Fourteen years ago, the civil war between Sri Lanka’s armed forces and the Liberation Tigers of Tamil Eelam came to a bloody end, with the government shooting dead, in cold blood, a slew of Tiger officials who had neogtiated a surrender and were making their way across a lagoon, holding up white flags.
This act of bastardry was what enabled the government to show the dead visage of Tiger leader Velupillai Prabhkaran on TV, signalling that the conflict, which had run for 26 years, was finally over.
There were claims and counter-claims after the war ended, with both sides accused of war crimes. But because Sri Lanka is of little importance in the global scheme of things, there has been no push internationally for investigation of these claims.
The country has been left to stew in its own juice.
With no outside pressure, the government, despite a change in leadership, has shown no inclination to negotiate a political solution to the problem, leaving the Tamils fearful that they would continue to be discriminated against.
There has been no resugence of renewed Tamil attacks, though Sri Lanka has had an upheaval or two in the 14 years since the conflict ended. One, a co-ordinated series of bombings by Islamic terrorists on Easter Sunday in 2019, left more than 250 people dead.
Last year, a popular uprising against the then president, Gotabaya Rajapakse, brother of Mahinda, the man who initiated the final war against the Tamils, led to Gotabaya fleeing the country and the moderate, if ineffective, Ranil Wickremasnghe again taking the reigns.
There are some who say the island is slowly returning to normalcy, insofar as economiic activity is concerned. India has helped Sri Lanka negotiate with the IMF and obtain needed loans to stabilise a country that had been looted by the Rajapakse clan.
There does not appear to be a great deal of optimism within the country at the moment. As one editorial put it: “In the shadows of Sri Lanka’s history, a tale of manipulation, betrayal, and societal decay unfolds.

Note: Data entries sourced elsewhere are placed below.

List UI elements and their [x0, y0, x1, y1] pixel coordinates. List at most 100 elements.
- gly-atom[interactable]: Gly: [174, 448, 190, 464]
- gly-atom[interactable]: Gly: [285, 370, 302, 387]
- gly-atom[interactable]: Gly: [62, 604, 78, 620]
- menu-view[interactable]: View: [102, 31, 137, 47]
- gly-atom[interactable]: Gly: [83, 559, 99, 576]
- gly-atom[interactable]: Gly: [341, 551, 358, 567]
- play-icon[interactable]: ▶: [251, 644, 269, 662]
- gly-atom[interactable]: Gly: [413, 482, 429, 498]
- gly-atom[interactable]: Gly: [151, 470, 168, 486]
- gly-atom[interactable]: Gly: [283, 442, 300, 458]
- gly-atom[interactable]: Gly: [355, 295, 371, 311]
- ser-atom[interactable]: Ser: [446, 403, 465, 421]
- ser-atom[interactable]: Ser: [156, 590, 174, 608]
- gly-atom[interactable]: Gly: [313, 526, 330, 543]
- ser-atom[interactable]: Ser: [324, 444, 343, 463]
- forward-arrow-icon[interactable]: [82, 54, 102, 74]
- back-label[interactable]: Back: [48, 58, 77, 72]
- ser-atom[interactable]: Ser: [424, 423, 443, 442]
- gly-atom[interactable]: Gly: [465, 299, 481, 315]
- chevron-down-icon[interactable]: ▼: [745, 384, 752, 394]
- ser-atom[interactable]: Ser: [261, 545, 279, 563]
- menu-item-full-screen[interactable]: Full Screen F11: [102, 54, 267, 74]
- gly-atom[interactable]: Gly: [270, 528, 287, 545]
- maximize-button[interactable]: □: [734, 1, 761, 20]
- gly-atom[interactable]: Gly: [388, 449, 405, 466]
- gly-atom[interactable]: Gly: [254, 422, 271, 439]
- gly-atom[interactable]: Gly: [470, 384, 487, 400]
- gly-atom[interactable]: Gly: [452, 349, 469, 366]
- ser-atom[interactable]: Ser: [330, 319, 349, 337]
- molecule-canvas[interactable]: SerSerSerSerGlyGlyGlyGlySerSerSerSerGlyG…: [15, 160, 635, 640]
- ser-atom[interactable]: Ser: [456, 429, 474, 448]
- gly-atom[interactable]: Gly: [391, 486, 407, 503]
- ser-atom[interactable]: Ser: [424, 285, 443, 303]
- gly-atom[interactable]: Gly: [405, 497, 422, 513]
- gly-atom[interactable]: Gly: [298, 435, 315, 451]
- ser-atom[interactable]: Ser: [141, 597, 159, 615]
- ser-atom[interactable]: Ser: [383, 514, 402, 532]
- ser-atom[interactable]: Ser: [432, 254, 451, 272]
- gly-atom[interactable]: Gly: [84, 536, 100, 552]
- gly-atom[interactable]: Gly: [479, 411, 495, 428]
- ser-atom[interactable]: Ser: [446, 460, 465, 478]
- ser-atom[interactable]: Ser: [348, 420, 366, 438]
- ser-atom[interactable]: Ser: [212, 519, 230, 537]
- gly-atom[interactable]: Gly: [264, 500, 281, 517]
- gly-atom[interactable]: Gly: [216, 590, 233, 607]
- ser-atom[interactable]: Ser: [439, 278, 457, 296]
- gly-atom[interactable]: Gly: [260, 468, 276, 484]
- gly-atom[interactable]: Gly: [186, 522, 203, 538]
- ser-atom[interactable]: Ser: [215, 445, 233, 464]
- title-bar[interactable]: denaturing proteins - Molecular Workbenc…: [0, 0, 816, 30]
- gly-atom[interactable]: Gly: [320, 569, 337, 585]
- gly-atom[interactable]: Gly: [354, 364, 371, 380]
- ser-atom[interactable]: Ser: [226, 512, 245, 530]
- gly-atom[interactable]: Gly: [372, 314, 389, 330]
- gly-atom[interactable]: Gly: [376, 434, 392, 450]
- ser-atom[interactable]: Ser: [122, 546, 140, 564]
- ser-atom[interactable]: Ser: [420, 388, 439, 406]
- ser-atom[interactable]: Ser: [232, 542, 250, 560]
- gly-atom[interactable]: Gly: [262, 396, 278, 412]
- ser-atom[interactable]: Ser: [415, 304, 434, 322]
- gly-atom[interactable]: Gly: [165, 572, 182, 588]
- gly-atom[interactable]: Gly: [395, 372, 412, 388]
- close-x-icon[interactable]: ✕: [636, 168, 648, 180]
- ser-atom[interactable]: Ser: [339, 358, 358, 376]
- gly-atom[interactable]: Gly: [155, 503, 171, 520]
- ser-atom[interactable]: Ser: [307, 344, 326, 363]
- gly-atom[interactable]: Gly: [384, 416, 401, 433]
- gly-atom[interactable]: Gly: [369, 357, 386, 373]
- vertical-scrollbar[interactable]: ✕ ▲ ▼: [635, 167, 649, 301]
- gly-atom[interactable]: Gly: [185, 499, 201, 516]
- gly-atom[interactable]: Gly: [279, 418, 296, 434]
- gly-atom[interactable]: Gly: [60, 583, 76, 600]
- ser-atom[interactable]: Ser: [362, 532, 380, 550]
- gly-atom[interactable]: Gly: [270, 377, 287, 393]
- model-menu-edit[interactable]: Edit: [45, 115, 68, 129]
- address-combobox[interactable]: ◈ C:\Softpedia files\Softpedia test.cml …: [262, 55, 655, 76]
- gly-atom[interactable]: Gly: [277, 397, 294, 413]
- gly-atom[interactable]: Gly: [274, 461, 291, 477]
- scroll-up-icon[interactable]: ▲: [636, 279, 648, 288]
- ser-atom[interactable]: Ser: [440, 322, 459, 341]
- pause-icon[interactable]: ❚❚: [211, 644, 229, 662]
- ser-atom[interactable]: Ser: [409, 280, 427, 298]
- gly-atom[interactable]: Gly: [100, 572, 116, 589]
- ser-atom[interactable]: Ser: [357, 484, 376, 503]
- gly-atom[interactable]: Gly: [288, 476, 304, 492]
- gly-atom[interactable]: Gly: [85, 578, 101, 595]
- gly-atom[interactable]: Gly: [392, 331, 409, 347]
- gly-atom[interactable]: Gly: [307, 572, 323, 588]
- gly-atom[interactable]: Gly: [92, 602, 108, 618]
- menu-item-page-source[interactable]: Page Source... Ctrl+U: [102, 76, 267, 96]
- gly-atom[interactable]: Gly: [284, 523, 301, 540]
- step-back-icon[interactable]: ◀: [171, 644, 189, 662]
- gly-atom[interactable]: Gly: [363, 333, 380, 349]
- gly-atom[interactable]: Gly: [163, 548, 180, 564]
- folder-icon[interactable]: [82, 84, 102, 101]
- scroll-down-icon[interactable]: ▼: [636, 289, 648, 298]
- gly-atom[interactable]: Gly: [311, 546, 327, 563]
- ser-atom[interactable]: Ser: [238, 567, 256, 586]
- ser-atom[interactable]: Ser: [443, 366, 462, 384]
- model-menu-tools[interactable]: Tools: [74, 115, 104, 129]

“From the depths of a brutal civil war to the aftermath of its conclusion, the wounds inflicted upon the nation run deep. Today, as we reflect upon the past, we dare to uncover the hidden truths that lie buried beneath a facade of false triumph.
“Brace yourself for a journey into the heart of a society plagued by lies, where the pursuit of power and the erosion of moral values have left an indelible mark on the destiny of a nation.”
It looks like it will be a while before the Pearl of the Indian Ocean regains its lustre.
2 Replies to “14 years after civil war ended, Sri Lanka is still feeling the effects”
Presented in this manner, no one can disagree with you. However, the war is only a symptom of the problems – the historical, social, political, geographical and global power issues faced by the country. To me, after living through the past 5 decades – from the non-violent to violent phases of the country- working reasonably close to the seats of power, the current situation was inevitable.
Loooked at it from historic, social, poliitcal and other angles, Sri Lanka is a fantastic case study of the failure of a country. It is a case worthy of careful study by all aspiring politicians.
Well-written article. In every country minorities will be discriminated against. Ceylon (I like to call it that name) because I was born there, (though Indian), I love that country. But when I view the happenings there, my heart weeps. The suffering of the innocent, the politics played by the high-ups, all this is too much. And yet, because Ceylon is of little use in the global scheme of things, big powers like US etc don’t interfere, as they did in the Kuwait Gulf war 1991,(only for their own gains). Very slowly the country is gaining ground, but we cannot be too optimistic.
More articles of this type are welcome.